Welfare officials have repeatedly emphasized that realities resulting from changes in lifestyles and environmental developments have deepened social harms. The deputy of this organization says education and school are where we have access to 95 percent of children, and it is an opportunity that all agencies must use and help education by pursuing preventive approaches.

Massoudi Fareed warned that epidemiological studies in various agencies begin from ages 15 and above, while 50 percent of psychological disorders begin before age 14.

“The situation is dangerous”

The deputy social affairs director of NAJA announced in the television program “Parsgoo” that social harms differ in cities, provinces, and different educational levels: “The age of addiction is dropping somewhat. The age of recreational cigarette use is 14 to 15 years old, but if it becomes addiction, it reaches 17 to 18 years. Despite measures and efforts made, we have not yet reached the right and safe point, and sometimes arrested students are at risk.”

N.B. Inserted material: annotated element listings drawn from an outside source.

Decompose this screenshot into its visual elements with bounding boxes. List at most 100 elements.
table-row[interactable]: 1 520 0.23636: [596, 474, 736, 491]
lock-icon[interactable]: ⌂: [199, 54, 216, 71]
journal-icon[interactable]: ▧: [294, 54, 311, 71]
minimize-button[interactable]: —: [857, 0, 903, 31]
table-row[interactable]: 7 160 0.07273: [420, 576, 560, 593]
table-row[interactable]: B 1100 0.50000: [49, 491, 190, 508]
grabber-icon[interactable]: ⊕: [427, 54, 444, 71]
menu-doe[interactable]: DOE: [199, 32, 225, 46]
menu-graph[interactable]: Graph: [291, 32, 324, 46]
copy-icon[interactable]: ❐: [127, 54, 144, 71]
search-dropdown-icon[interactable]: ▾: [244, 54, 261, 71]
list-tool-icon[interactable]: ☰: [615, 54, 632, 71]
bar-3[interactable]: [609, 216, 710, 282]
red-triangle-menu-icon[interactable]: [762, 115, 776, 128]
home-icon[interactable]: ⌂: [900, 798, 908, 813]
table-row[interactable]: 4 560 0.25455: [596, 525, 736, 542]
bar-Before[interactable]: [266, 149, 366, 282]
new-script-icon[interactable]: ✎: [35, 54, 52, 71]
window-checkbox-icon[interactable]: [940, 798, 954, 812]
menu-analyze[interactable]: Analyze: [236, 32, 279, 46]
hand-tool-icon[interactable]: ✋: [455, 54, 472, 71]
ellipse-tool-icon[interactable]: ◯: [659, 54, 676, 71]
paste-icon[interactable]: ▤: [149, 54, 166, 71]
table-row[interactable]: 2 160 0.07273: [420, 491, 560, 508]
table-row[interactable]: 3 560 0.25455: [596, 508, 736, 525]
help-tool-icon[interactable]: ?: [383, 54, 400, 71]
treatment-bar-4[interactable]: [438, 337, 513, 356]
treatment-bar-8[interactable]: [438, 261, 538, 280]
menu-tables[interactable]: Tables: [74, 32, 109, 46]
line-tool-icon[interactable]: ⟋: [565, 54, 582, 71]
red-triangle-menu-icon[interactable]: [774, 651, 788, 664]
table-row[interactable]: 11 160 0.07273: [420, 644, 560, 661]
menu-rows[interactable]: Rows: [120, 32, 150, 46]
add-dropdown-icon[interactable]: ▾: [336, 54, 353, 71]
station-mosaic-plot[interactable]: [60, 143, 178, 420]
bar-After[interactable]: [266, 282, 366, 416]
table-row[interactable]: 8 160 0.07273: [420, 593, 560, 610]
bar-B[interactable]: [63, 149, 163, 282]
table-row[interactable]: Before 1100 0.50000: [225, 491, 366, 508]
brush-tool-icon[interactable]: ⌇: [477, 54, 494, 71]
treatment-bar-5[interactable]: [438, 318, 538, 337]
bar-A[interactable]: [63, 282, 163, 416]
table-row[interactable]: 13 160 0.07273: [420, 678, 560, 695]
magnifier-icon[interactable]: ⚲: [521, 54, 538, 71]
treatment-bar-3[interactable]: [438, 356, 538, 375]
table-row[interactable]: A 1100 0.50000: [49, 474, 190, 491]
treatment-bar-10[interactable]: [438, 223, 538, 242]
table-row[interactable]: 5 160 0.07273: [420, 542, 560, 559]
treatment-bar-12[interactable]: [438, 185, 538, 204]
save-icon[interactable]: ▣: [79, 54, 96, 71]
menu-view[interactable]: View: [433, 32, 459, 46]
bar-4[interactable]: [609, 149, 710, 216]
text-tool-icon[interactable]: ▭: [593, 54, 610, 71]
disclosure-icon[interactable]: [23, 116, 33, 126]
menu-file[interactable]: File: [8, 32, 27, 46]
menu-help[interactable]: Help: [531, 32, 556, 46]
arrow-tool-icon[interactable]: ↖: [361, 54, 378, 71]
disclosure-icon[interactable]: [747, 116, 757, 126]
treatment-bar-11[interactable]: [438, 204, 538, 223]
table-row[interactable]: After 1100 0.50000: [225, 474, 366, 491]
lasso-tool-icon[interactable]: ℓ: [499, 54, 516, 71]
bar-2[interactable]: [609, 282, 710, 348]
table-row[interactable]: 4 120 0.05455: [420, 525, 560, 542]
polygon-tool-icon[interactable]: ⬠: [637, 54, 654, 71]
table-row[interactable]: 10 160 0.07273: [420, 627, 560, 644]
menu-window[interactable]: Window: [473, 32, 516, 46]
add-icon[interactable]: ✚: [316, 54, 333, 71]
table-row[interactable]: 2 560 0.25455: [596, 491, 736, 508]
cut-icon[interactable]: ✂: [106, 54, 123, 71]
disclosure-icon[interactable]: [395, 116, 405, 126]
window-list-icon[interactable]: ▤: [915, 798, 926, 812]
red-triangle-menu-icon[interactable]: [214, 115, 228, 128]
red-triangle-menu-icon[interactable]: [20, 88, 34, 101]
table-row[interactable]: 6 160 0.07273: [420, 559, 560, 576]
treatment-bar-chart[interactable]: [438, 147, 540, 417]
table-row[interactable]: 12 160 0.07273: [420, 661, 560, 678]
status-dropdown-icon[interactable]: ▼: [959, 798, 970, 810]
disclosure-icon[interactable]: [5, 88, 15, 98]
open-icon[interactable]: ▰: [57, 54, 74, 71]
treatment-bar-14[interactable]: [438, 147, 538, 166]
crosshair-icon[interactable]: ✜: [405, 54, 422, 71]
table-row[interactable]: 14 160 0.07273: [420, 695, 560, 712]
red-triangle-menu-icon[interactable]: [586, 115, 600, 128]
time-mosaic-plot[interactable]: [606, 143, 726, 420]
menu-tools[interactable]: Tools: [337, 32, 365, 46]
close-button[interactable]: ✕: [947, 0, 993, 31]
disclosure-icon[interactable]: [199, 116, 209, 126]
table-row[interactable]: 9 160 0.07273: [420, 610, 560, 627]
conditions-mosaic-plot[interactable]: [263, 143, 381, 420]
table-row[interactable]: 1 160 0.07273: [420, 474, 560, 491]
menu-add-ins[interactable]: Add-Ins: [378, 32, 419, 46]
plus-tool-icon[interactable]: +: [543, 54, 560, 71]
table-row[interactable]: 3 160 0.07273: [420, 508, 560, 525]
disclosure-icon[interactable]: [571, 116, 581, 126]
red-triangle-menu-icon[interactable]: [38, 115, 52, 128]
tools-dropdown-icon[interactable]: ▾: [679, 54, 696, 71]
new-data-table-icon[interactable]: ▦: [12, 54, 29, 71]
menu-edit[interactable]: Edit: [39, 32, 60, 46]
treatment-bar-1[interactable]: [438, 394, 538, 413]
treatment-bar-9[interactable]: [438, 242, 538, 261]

The deputy social affairs director of NAJA stated that police, in monitoring school problems, have extracted six issues, one of which is conflict and clashes. He says efforts are being made so that a harm does not lead to crime and post-crime phases: “Harms are growing but not proportional to society and are more controlled. This growth is slow, not so severe as to create an emergency situation. Of course, the situation is dangerous because we do not expect children and adolescents to enter this field.”

Commander Karimi rejected the statistic that 48 percent of boys in Tehran schools smoke and said: “This statistic means that out of every two students, one must be a smoker, while we don’t see such a thing, and cigarette consumption should be at a much lower level.”

There is no official statistic on the rate of addiction among students in Iran. Mohammad Bathaei, the then education minister in April 2019, did not deny the use of drugs and psychoactive substances in schools but told news agencies that he intentionally does not announce addiction statistics in schools.

Saeed Mayedfar, a sociologist, recently wrote in an article in the newspaper “Tosseh Irani” calling student addiction a serious crisis and wrote: “Today the country faces economic poverty that will gradually lead to cultural poverty… I ask all officials to take student addiction seriously, and their concern should not be the publication of student addiction statistics but rather how drugs are made available to students in all the main and secondary areas of the city in minimum time.”

This sociologist adds that if study and planning are conducted to face crisis acceptance, without doubt the addiction problem is solvable.